Ванную Гришка покидать наотрез отказался. Как бы там ни было, он отлично понимал, что испоганит любую вещь, которой только коснется. Просто молча сел на отделанный коричневой («метлахской») плиткой пол и, стараясь не дышать, разглядывал собственные коленки, пока вода не нагрелась и не набралась ванна. Все это время Лев Долин, Лёвушка, надежда отечественной музыки и сам — музыка, сидел рядом с ним на полу и тоже молчал.
Григорий уже понял, что бояться его не надо, но вот как именно общаться с этим непостижимым человеком, все еще оставалось для него загадкой.
Когда воды в большой чугунной ванне набралось вполне достаточно для того, чтобы вымыть в ней тщедушного Гришку, Лев спокойно велел:
— Раздевайся и залезай. Вон — мочалка, вон — мыло. Голову вымой тоже. Полотенце сейчас принесу.
Гришка с облегчением выдохнул, когда понял, что раздеваться при нем не придется, и радостно полез в воду, где долго отмывался почти до скрипа мылом, странно пахнущим лесной земляникой. (А Гриша всегда думал, что мыло пахнет только мылом.) Потом Лев принес ему большое махровое полотенце, в которое можно было завернуть всего Гришку целиком, а еще — чуть великоватые Гришке, зато чистые черные брюки, рубашку в клеточку (такие он видел в кино про ковбойцев) и (тут захотелось залезть обратно и спрятаться на дне ванны) ношеные, но чистые трусы. («Мое, старое. Носи на здоровье и не вздумай возвращать».) Можно было, конечно, покочевряжиться и поизображать гордость, но стоило представить, как влезаешь обратно в пахнущую грязью и мочой одежду… и Гришка не стал спорить. После того, чему Лёва стал свидетелем чуть раньше… Потом его поили на кухне чаем с сахаром и такими беленькими кругленькими, восхитительно хрустящими на зубах пироженками, каких Гришка никогда раньше даже не видел. Потом Лев проводил его до двери, вручив предварительно авоську с грязной одеждой и ноты в холщовой сумке, пошитой Гришиной мамой, чтобы ходить в музыкалку. И сказал:
— Ну, бывай, человек с абсолютным слухом.

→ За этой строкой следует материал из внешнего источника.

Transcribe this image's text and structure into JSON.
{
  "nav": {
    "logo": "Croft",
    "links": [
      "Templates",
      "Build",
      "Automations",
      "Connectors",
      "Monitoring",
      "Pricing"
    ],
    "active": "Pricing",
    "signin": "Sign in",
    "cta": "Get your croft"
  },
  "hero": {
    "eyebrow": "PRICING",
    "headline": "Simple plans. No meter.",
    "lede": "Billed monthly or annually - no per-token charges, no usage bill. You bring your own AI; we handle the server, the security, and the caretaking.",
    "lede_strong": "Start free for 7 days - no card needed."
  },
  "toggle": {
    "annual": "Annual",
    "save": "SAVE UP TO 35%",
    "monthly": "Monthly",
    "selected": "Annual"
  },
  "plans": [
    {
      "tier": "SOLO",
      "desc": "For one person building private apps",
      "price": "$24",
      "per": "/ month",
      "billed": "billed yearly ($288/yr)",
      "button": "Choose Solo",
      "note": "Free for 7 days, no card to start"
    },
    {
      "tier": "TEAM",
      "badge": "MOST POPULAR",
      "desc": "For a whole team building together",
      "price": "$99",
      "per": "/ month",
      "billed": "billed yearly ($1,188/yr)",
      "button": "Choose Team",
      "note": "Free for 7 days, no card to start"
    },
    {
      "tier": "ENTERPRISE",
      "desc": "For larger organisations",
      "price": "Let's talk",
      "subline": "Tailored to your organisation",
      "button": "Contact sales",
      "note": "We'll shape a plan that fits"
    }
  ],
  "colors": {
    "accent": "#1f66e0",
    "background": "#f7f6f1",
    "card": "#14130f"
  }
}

И Гришка понял, что сказка кончилась.
========== 2. ==========
*
Через два года, когда Грише исполнилось тринадцать, Лёва Долин окончил музыкальную школу и уехал с родителями в областной центр Энск. На итоговом концерте Лёвиного выпуска они разговаривали в последний раз. Собственно, до этого их общение даже и общением нельзя было назвать. Так, при встрече говорили друг другу: «Привет!» Иногда Лев с необидной усмешкой интересовался: «Как дела, человек с абсолютным слухом?» А Гришка солидно отвечал: «Нормально все. Жизнь идет». Иногда Лев подходил, когда Гришка в школе занимался на каком-нибудь свободном инструменте, выполняя положенные домашние упражнения. Стоял рядом, морщил лоб, потом подсказывал что-нибудь дельное в никак не дающемся Гришкиным пальцам отрывке. Иногда просто садился рядом и проигрывал зловредный пассаж так, что Гришке моментально хотелось плакать от восторга. Рядом с Лёвой он испытывал двойственные чувства: осознание собственной убогости и безграничное восхищение чужим даром. Правда, потом Лёва вставал и, улыбаясь, исчезал по каким-то своим очень важным и очень взрослым делам. К тому моменту Гриша уже знал, что Лев старше его на целых три года. В их возрасте это была не просто разница, а самая настоящая «разница ого-го!»: «почти взрослый» рядом с «совсем еще ребенком».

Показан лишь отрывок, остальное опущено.